Historischer Grundriss des Ratskellers in Neustadt am Rübenberge

Historischer Grundriss des Ratskellers in Neustadt am Rübenberge von 1913

Unter den 22 „Gast- und Schankwirtschaften sowie Kleinhandlungen mit Spirituosen“ im Jahre 1930 war der Ratskeller mit einer angegebenen Grösse des Betriebes von 120 qm nicht der kleinste, wurde aber von Brüner (früher „Hotel zum Stern“) und Nülle (heute Standort der Volksbank), erst recht von Lüders (heute Calenberger Stuben) mit seinen 590 qm übertroffen.[102]

Dem Gesuch des Ehepaares Nielebock sind auch die Passfotos beigefügt. [193]

Gesuch des Ehepaars Nielebock zum Ratskeller im Rathaus Neustadt

Gesuch des Ehepaars Nielebock zum Ratskeller im Rathaus Neustadt

Im Juni 1932 ersucht Frau Nielebock um Vertragserlaubnis anstelle ihres am 27.12.1931 verstorbenen Mannes. [104]

Das seinerzeitige Preisniveau veranschaulicht der Auszug aus einer Monatsrechnung für einen Gast, dem täglich etwa folgender Verzehr notiert wurde : [105]

z. B. :
18. Dez. 9 gr.Korn, 5 kl Biere RM 2,10
19. Dez 10 gr. Korn, 3 gr, B Cigr 2,70
20. Dez 10 gr. Korn 2 gr B, 2 kl. B 4,30
29. Dez 3 gr. Korn , 1kl Bier 0,60

Im Juli 1936 übernimmt Ernst Jergolla den Ratskeller mit Gast- und Klubzimmer im Erdgeschoss, Saal und Klubzimmer , Schankraum im Obergeschoss und Wirtschaftsbetrieb auf dem Erichsberg. Auch Herr Jergolla fügte seinem Antrag einen gleichartigen Grundriss des Hauses bei. Auffällig ist hier, dass in zwei Obergeschossräumen wohl auch das Kreismuseum untergebracht war.

Historische Postkarte Neustadt am Rübenberge mit Blick auf Rathaus und Ratskeller

Historische Postkarte Neustadt am Rübenberge mit Blick auf Rathaus und Ratskeller und Heimatmuseum von ca. 1938

Das Rathaus beherbergt noch das Heimatmuseum.

Im Januar 1938 teilt der Bürgermeister mit, dass das Rathaus mit seinen Verwaltungsräumen, also auch der Ratskeller, zur Zeit umgebaut werde. Mit der Ausweitung der Verwaltungsaufgaben war das alte Rathaus zu klein geworden, es wies neben dem Ratskeller, einem kleinem Sitzungssaal und der Wohnung für den Ratskellerwirt nur 3 Büroräume auf, sodass ein neues Verwaltungsgebäude in Auftrag gegeben werden konnte. [106]. Daher kann im Juni 1938 Heinrich Rinne um die erforderlichen Erlaubnisse für die neugestalteten Räume nachsuchen, die er auch im Okt.1938 erhält.

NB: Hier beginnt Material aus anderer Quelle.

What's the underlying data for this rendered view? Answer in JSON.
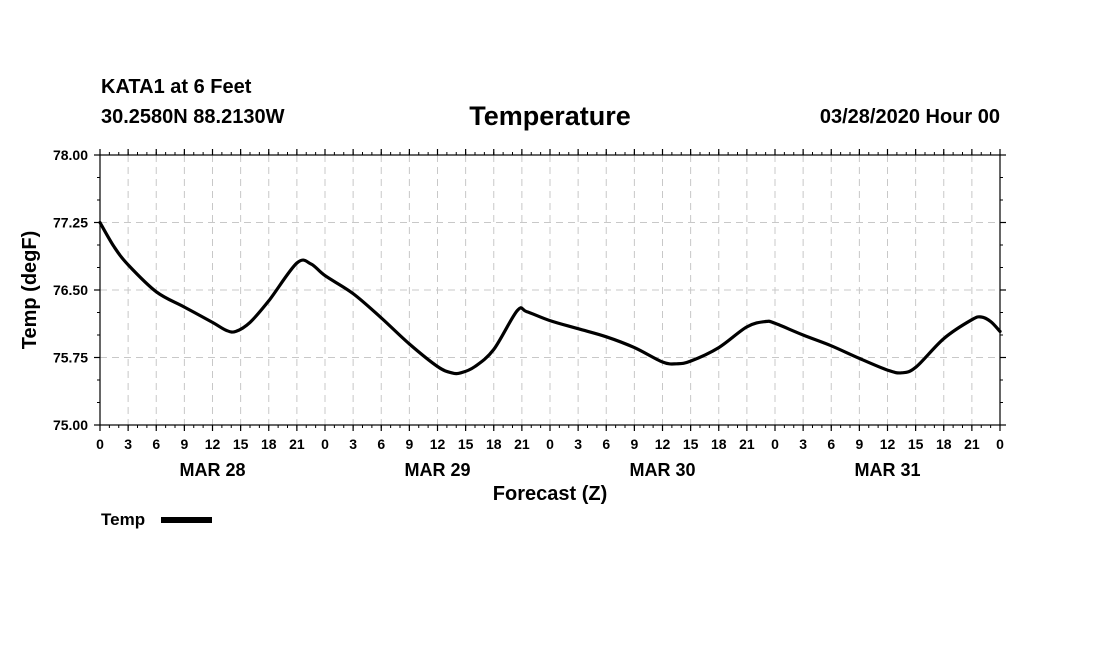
{
  "header": {
    "station": "KATA1 at 6 Feet",
    "coords": "30.2580N 88.2130W",
    "title": "Temperature",
    "run_time": "03/28/2020 Hour 00"
  },
  "chart_data": {
    "type": "line",
    "title": "Temperature",
    "xlabel": "Forecast (Z)",
    "ylabel": "Temp (degF)",
    "ylim": [
      75.0,
      78.0
    ],
    "y_ticks": [
      "75.00",
      "75.75",
      "76.50",
      "77.25",
      "78.00"
    ],
    "x_range_hours": [
      0,
      96
    ],
    "x_tick_labels": [
      "0",
      "3",
      "6",
      "9",
      "12",
      "15",
      "18",
      "21",
      "0",
      "3",
      "6",
      "9",
      "12",
      "15",
      "18",
      "21",
      "0",
      "3",
      "6",
      "9",
      "12",
      "15",
      "18",
      "21",
      "0",
      "3",
      "6",
      "9",
      "12",
      "15",
      "18",
      "21",
      "0"
    ],
    "day_labels": [
      "MAR 28",
      "MAR 29",
      "MAR 30",
      "MAR 31"
    ],
    "grid": true,
    "legend": "bottom-left",
    "series": [
      {
        "name": "Temp",
        "color": "#000000",
        "x_hours": [
          0,
          1.5,
          3,
          6,
          9,
          12,
          13.5,
          14.5,
          16,
          18,
          21,
          22.5,
          24,
          27,
          30,
          33,
          36,
          37.5,
          38.5,
          40,
          42,
          44.5,
          45.5,
          48,
          51,
          54,
          57,
          60,
          61.5,
          63,
          66,
          69,
          71,
          72,
          75,
          78,
          81,
          84,
          85.5,
          87,
          90,
          93,
          94,
          95,
          96
        ],
        "values": [
          77.25,
          76.98,
          76.78,
          76.48,
          76.31,
          76.14,
          76.05,
          76.04,
          76.14,
          76.38,
          76.8,
          76.79,
          76.66,
          76.46,
          76.19,
          75.9,
          75.65,
          75.58,
          75.58,
          75.65,
          75.84,
          76.27,
          76.26,
          76.16,
          76.07,
          75.98,
          75.86,
          75.7,
          75.68,
          75.71,
          75.86,
          76.09,
          76.15,
          76.13,
          76.0,
          75.88,
          75.74,
          75.61,
          75.58,
          75.64,
          75.96,
          76.17,
          76.2,
          76.15,
          76.04
        ]
      }
    ]
  }
}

Das Ehepaar Rinne war bis in die 50er Jahre des 20.Jh. Pächter des Ratskellers. Ihm folgten noch einige andere Pächter. Der grosse Saal im Obergeschoss, der auch über die Aussentreppe zu erreichen war, wurde lange Zeit für Tanzstunden genutzt. Er diente auch regelmässig dem Männergesangverein als Übungslokal, gelegentlich tagte noch der Stadtrat im „alten Ratssaal“, Vereinen stand er für Versammlungen zur Verfügung.

Nach der umfassenden Renovierung des Gebäudes wechselten sich nochmals die Pächter mehrfach ab. Dann wurde die Wirtschaft vom Ehepaar Nehring übernommen, welches den „Ratskeller“ bis heute erfolgreich bewirtschaftet.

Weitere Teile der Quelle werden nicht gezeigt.